I have a pipeline that’s composed of many ordered steps in the DAG. Steps publish and consume metadata and artifacts to avoid repeating work.
If a step fails towards the right-hand end, to be able to iterate on fixing that, my current option is to make a fix then wait a while to see what happens. For game builds, this could be several hours.
I would like to be able to restart a build that has failed, from the point (or points, I suppose) of failure, with a newly chosen revision (probably defaulting to HEAD in the same branch), so that I can avoid needing to wait for all the previous steps that were green to be green again.
I’d like the restarted build to have access to the same build-state (artifacts and metadata and env) as it had at the point of failure.
I’d be totally fine with not being able to restart a restarted pipeline, if the first restart cleared the first failure and exposed a second; I’d still be sped up, here, and I appreciate that the semantics could get complex.

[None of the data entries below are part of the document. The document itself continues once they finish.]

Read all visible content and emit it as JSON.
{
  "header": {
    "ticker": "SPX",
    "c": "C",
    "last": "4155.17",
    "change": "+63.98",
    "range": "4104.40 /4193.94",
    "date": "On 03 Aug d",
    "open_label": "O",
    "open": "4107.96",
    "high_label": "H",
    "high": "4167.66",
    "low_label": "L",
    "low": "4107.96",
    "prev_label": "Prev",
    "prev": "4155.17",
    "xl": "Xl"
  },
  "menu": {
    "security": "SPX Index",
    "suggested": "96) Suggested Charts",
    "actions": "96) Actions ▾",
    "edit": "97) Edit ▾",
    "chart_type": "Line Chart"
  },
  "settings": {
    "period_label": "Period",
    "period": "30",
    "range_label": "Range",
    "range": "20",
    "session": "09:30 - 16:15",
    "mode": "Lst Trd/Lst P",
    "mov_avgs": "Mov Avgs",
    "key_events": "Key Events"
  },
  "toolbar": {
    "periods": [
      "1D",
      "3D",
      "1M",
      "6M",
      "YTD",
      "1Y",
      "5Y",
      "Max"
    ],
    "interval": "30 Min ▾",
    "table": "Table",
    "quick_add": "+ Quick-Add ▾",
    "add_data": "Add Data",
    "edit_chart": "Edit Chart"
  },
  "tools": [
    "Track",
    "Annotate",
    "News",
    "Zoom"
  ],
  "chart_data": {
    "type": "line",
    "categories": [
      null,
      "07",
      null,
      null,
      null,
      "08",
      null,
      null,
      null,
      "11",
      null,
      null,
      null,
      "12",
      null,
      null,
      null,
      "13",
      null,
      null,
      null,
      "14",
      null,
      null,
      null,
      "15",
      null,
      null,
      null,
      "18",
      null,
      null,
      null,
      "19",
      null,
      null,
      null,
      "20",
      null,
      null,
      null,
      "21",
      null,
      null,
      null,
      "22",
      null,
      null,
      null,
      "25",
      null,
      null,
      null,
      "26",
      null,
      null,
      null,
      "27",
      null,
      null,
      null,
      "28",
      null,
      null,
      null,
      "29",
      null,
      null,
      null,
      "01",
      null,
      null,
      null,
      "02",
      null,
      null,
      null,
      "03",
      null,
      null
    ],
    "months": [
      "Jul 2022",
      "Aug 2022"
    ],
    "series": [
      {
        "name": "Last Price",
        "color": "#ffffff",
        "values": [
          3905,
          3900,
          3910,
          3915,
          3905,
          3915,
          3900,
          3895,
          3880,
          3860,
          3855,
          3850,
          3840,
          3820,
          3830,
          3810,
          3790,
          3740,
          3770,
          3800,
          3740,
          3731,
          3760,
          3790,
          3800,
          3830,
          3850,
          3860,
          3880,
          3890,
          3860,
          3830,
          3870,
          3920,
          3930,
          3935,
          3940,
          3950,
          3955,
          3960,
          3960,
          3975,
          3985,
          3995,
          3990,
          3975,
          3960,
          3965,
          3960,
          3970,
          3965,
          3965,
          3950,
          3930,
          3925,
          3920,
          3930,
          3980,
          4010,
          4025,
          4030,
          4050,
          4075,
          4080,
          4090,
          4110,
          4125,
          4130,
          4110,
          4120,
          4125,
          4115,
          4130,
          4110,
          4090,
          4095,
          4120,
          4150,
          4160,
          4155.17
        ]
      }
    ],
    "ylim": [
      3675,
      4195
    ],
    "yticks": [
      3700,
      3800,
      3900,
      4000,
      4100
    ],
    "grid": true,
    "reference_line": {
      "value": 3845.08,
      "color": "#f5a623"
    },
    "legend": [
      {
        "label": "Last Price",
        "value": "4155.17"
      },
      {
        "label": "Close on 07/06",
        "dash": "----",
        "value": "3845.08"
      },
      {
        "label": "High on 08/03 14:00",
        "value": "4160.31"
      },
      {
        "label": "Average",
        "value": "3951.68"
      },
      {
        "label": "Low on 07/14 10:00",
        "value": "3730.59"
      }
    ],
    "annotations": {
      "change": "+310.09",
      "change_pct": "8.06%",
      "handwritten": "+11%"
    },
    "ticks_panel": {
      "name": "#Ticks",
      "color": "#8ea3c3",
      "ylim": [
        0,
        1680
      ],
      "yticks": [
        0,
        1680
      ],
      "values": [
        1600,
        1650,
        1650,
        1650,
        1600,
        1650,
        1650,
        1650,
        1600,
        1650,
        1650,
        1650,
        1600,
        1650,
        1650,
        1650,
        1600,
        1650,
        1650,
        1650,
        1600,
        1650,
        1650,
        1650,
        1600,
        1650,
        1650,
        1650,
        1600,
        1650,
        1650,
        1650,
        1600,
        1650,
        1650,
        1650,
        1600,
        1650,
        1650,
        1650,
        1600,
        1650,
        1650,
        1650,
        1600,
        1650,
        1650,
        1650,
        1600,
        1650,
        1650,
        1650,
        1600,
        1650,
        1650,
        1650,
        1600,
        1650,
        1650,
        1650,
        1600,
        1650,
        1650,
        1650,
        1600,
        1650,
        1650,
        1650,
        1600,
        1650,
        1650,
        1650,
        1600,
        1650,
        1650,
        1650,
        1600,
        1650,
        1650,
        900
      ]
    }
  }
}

I would not want a restarted build to change how commit-statuses got published onward to things like SCM providers, because I would absolutely still want only an end-to-end green build to be canonical.
I have thought about ways to make the artifacts possible to come from previously-successful builds of the pipeline - but this is both fiddly, and not necessarily suitable if the reason for the failure is relating to how the artifacts are dealt with.
Does anyone have any different ideas about how this set of problems could be solved today?